By Amy Erixon, Toronto
Whether or not you believe in Global Warming, as real
estate professionals we all can appreciate the value of controlling operating
expenses for the benefit of both our tenants and owners. But hard data
has been elusive concerning the long term net economic proposition of “green
building” design and operations; leaving the sale of these attributes difficult
on their merits and more in the category of “politically correct” or “risk
mitigation”. The good news is, if you know where to look, broad based,
longitudinal data is beginning to become available to quantify those benefits
to owners and users of real estate.
At a recent RealPAC sustainability committee meeting Nils
Kok, Associate Professor at Maastricht University, a Berkley visiting Scholar
and co-Founder of GRESB (Green Real Estate Sustainability Benchmark) presented
the results of the Benchmark study, commenced in 2007 and involving over 30,000
buildings on four continents. Perhaps not surprisingly, North America
(full of energy producers) is not at the forefront of this movement,
politically or professionally. However, even in North America energy
producing companies are six times more likely to be a “green
building” than Banks or major Law Firms, the largest tenant groups in Class A
office buildings. (Makes you wonder what the energy producers know but
are not telling the rest of us).
Statistically, Buildings consume 74% of all energy
consumed in North America and Europe, and roughly half of that is from
commercial uses. Bottom line is energy matters to the building industry
and controlling it can make a major impact on occupancy costs. Here
are a few of the Key findings from the Study:
·
After 30 years, less than 10% of the standing
inventory is Green rated
·
Green-rated buildings between 2007 and 2010
achieved, compared to the universe:
o
3% higher rents
o
7% higher net effective cash flow
o
13 % higher transaction values
·
$1 of energy savings translated into $0.95
higher rents and $13 psf higher value
·
Green-rated buildings had measureably higher
occupancy levels and lower volatility of returns (note 75% were rated
"Class A" vs. 25% of the general sample)
I was surprised by three things in the study, first that
only 11 US states have more than 7.5% of their office inventory certified. These states are the obvious California,
Washington, Oregon, Massachusetts and Colorado but also included conservative
bastions of Texas, Lousiana, Georgia and Virginia with Minnesota and Illinois
rounding out the list. Second, I was surprised by the overall average age of
the building stock in the hands of institutional investors, green buildings
averaged 25 years of age and sample pool averaged 53, although taking
renovations into account the sample was only marginally older at 26 years (this
is measuring by number of buildings, not square feet). Lastly, to date
the finding is that although tenants will pay more for better performance
(platinum status vs. gold for example), investors are not so willing.

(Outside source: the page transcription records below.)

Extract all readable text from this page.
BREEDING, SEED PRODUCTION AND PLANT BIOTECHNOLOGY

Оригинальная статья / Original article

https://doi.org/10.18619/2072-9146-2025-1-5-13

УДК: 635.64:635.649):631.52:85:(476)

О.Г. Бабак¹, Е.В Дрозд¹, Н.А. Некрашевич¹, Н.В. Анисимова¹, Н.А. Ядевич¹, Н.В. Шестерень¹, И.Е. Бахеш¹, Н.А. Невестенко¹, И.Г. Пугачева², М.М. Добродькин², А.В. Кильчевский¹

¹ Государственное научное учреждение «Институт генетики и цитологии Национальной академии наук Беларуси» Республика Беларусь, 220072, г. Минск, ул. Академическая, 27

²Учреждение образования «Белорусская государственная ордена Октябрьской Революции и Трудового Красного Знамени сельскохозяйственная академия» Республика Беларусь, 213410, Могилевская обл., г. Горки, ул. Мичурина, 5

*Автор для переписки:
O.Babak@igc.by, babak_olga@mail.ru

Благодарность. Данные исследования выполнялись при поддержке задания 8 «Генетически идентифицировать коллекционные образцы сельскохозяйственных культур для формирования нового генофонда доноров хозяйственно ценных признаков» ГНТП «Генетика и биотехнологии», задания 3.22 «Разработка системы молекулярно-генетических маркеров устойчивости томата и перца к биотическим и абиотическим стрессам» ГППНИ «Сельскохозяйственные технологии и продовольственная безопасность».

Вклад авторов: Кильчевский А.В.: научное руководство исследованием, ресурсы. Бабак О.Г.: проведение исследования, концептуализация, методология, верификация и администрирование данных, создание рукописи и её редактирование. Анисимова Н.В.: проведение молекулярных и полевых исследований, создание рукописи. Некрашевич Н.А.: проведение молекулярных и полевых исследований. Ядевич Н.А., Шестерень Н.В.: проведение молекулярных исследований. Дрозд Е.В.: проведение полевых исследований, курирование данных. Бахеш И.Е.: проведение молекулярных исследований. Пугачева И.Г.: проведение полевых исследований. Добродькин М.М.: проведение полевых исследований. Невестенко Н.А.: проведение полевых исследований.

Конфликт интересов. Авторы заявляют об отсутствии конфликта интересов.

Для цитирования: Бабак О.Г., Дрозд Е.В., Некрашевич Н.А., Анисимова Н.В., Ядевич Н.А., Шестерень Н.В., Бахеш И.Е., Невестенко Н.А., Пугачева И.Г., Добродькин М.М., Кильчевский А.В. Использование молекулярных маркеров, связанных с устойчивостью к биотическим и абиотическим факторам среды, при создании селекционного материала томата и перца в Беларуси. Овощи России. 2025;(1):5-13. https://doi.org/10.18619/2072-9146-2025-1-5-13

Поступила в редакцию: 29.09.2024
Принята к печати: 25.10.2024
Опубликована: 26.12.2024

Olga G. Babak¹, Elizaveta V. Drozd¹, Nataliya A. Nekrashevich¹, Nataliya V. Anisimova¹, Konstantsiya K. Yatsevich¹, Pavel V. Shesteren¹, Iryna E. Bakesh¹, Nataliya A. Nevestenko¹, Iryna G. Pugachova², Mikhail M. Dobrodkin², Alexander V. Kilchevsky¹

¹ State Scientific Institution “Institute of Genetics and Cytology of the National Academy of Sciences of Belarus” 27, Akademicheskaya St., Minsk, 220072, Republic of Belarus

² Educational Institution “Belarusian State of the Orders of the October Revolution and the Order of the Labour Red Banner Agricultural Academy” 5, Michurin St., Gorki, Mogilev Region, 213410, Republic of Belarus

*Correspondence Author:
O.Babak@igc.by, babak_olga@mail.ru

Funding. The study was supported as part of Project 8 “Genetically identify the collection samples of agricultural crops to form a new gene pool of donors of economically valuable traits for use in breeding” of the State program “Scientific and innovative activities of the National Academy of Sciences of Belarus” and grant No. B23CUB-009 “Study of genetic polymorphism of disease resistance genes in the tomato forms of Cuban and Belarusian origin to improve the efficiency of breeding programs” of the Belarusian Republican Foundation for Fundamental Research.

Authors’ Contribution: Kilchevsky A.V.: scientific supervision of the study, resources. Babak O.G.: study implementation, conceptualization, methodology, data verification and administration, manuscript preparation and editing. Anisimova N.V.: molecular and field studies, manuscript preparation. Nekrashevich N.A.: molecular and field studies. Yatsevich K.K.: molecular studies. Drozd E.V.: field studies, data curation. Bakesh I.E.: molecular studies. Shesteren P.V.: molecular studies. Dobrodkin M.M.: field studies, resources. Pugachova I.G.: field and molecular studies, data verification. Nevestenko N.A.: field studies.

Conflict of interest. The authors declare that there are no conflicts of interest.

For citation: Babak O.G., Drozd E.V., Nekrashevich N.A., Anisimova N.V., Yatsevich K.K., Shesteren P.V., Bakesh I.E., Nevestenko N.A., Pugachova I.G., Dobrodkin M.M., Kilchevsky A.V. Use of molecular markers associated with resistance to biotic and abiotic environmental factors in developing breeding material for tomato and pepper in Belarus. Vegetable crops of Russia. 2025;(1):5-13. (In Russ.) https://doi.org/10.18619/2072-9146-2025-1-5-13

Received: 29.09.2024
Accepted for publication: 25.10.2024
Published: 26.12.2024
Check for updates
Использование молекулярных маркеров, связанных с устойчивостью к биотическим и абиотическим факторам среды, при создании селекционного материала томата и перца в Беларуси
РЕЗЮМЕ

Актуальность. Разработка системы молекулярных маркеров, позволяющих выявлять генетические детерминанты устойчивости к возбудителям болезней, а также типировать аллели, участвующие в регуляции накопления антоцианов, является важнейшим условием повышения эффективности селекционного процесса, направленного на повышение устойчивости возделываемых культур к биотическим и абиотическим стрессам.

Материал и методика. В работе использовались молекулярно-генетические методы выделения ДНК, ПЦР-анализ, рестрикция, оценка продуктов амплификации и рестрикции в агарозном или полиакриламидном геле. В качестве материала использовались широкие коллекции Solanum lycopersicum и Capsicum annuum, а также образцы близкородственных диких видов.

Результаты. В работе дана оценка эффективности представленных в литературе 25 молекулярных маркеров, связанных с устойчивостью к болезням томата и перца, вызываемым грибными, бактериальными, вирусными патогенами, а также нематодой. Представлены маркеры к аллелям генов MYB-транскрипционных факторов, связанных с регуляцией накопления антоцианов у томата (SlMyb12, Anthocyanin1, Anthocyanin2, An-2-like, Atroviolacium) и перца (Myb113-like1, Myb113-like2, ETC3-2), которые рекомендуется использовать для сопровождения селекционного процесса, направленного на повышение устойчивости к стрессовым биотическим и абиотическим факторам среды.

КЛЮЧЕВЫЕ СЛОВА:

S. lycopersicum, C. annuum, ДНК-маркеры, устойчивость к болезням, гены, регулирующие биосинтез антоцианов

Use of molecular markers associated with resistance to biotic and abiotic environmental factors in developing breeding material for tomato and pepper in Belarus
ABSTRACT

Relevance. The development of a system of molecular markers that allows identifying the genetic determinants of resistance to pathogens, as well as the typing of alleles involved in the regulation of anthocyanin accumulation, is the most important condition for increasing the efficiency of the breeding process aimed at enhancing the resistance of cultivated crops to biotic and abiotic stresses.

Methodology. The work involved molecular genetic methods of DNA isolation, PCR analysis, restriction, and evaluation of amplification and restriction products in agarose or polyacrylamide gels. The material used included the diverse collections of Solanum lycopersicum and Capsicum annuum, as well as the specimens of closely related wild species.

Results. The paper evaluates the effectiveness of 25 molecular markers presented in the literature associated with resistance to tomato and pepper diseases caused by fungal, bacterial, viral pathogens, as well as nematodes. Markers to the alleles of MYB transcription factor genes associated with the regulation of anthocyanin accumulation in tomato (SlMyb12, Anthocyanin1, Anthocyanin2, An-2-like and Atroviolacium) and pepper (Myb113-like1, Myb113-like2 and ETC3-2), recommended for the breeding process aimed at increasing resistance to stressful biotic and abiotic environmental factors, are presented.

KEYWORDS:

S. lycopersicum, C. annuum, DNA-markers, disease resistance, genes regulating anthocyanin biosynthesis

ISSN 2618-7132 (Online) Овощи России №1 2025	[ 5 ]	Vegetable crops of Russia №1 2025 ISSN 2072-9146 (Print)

Gold LEED standard has been the sweet-spot for achieving surplus value in
institutional portfolios.
The purpose of Nils' visit was to make a plea to Canadian
institutional investors to participate in the benchmarking study. There
is no broad inventory currently of Canadian buildings with Green ratings. With
less than 10% of the global building inventory certified "Green"
broader participation is very important to substantiating the accuracy of the
Data, and measuring our own performance in energy efficiency design.